Hermès Dévoilé est, avec le texte de Cambriel, l'une des très peu nombreuses
oeuvres de Corpus Alchimique du XIXe siècle. Il a été maintes fois cité par les principaux
auteurs du siècle suivant qui le tenaient pour une oeuvre majeure.
Ayant passé 37 ans de mon existence à étudier les phénomènes de la nature, je crois
devoir publier une partie de mes découvertes ainsi que les peines et les malheurs que
j'ai éprouvés, dans les vues de servir d'exemple à la jeunesse, de prévenir la ruine des
honnêtes gens et de rendre service à l'humanité souffrante.
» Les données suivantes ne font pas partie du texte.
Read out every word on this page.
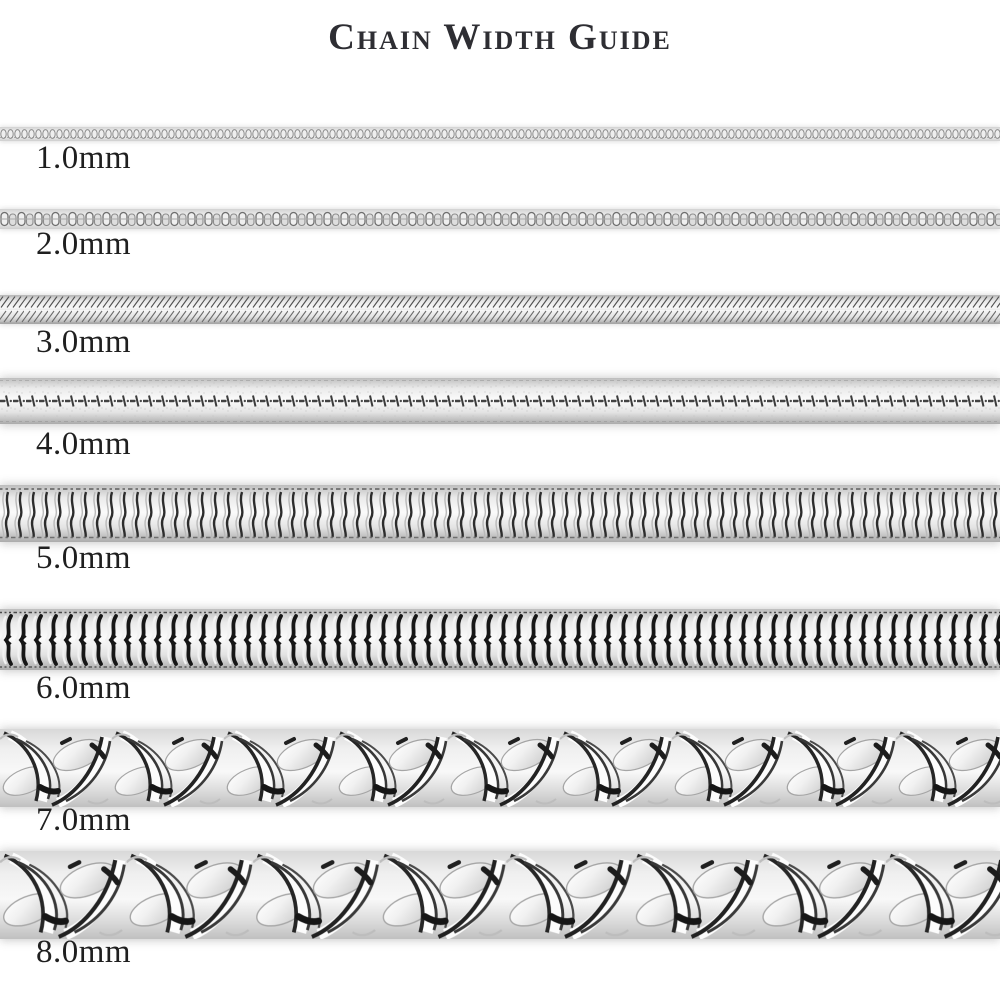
Chain Width Guide
1.0mm
2.0mm
3.0mm
4.0mm
5.0mm
6.0mm
7.0mm
8.0mm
Né d'une mère chérie et d'un
père respectable et très instruit, qui occupait une place très honorable dans la société;
étant seul de garçon mon père fut mon mentor et me donna une éducation soignée.
De bonne heure je devins le modèle de la jeunesse de ma ville par ma conduite, mon goût
pour les arts et les sciences et mon instruction. A peine avais-je 17 ans que je pouvais
vivre indépendant et du fruit de mes talents.
Mon père était en correspondance avec des savants dans le nombre desquels il y en avait
qui s'occupaient de la recherche de la pierre philosophale et de la science occulte des
choses. Leurs livres m'étaient tombés entre les mains.
J'en étais imbu, je me disais:
serait-il possible que des rois, des princes, des philosophes, des présidents de cour et
des religieux eussent pris plaisir à mentir et à induire en erreur leurs semblables ?
Non, c'est impossible, me répondais-je ; ce sont plutôt d'anciennes connaissances cachées
sous le langage des hiéroglyphes afin que le vulgaire en soit privé et qu'il n'y ait que
les élus qu'il plaît à Dieu d'initier qui puissent posséder ces connaissances surnaturelles.
J'étais naturellement bon et croyant ; ne connaissant pas les détours du coeur humain,
je crus à la sincérité de ces livres. Il me tardait d'être mon maître afin de me livrer à
ce genre d'études ; la vie à mes yeux n'avait plus de charmes qu'autant que l'on possédait
la santé et que l'on pouvait faire des heureux sans qu'ils puissent parler de nous.
La connaissance de la pierre philosophale remplissait ce but: elle devint alors le sujet
de mes veilles et de mes moments de loisir ; mon ambition se portait aussi à acquérir la
certitude de l'existence et de l'immortalité de l'âme.
Telles étaient les connaissances que je désirais acquérir aux dépens même de mon existence.